The exponential mixture distribution is a semi-parametric distribution used in Actuarial Loss Modeling to fit collections of similiar losses. The exponential mixture has a decreasing hazard rate, increasing Mean Residual Life and has a thicker tail than the usual single parameter exponential 1. According to Keatinge 2, the exponential mixture is considered semi-parametric because no parametric assumption is made about the form of the mixing distribution.

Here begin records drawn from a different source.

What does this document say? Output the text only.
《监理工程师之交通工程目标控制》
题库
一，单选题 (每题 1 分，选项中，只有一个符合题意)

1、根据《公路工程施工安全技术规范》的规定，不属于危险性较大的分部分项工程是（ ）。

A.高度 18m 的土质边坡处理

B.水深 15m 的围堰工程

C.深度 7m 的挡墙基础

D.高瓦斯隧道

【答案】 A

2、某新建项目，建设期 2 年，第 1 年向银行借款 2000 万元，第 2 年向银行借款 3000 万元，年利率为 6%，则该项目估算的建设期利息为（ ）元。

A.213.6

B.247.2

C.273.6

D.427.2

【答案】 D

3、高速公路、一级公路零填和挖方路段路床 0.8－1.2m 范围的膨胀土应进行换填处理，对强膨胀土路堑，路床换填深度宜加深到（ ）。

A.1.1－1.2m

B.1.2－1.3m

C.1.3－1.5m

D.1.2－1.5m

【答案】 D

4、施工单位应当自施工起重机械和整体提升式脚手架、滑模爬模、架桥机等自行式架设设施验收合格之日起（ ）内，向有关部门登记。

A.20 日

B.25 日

The R library Renext exposes the MixExp2 function, which makes available the standard d, p, q and r-prefixed statistical functions to determine the density, distribution, quantile or generate a random draw from a 2-component exponential mixture model, but for exponential mixtures comprised of more than two terms, there’s suprisingly little available.
In this post, we’ll demonstrate a method for calculating quantiles from exponential mixture models with any number of terms using inverse transform sampling. We’ll leverage the Newton-Raphson method to obtain quantiles, assuming the mean and weight for each component have already been determined. In a future post, we’ll demonstrate how to use maximum likelihood and MCMC techniques to arrive at the optimal weight distribution across terms based on the dataset of interest.

## Background

The distribution function of an exponential mixture model follows the form:

$$F(x) = 1 - w_{1}e^{-\lambda_{1}x} - w_{2}e^{-\lambda_{2}x} - \cdots - w_{n}e^{-\lambda_{n}x}$$

Where $$\sum_{i}^{n}w_{i} = 1$$, and $$\lambda_{i}$$ is the inverse of the expected value for the $$i^{th}$$ component in the mixture.
In order to use the Newton-Raphson method to find roots for an exponential mixture model with an arbitrary number of components, we need to arrange the CDF such that all terms on one side are set identically to zero. Rearranging yields:

$$w_{1}e^{-\lambda_{1}x} + w_{2}e^{-\lambda_{2}x} + \cdots + w_{n}e^{-\lambda_{n}x} - (1 - F(x)) = 0$$

The Newton-Raphson update expression can be represented as:

$$x_{n+1} = x_{n} - \frac{f(x)}{f^{\prime}(x)}$$

With successive iterations providing better approximations of the root until a sufficiently accurate value is obtained.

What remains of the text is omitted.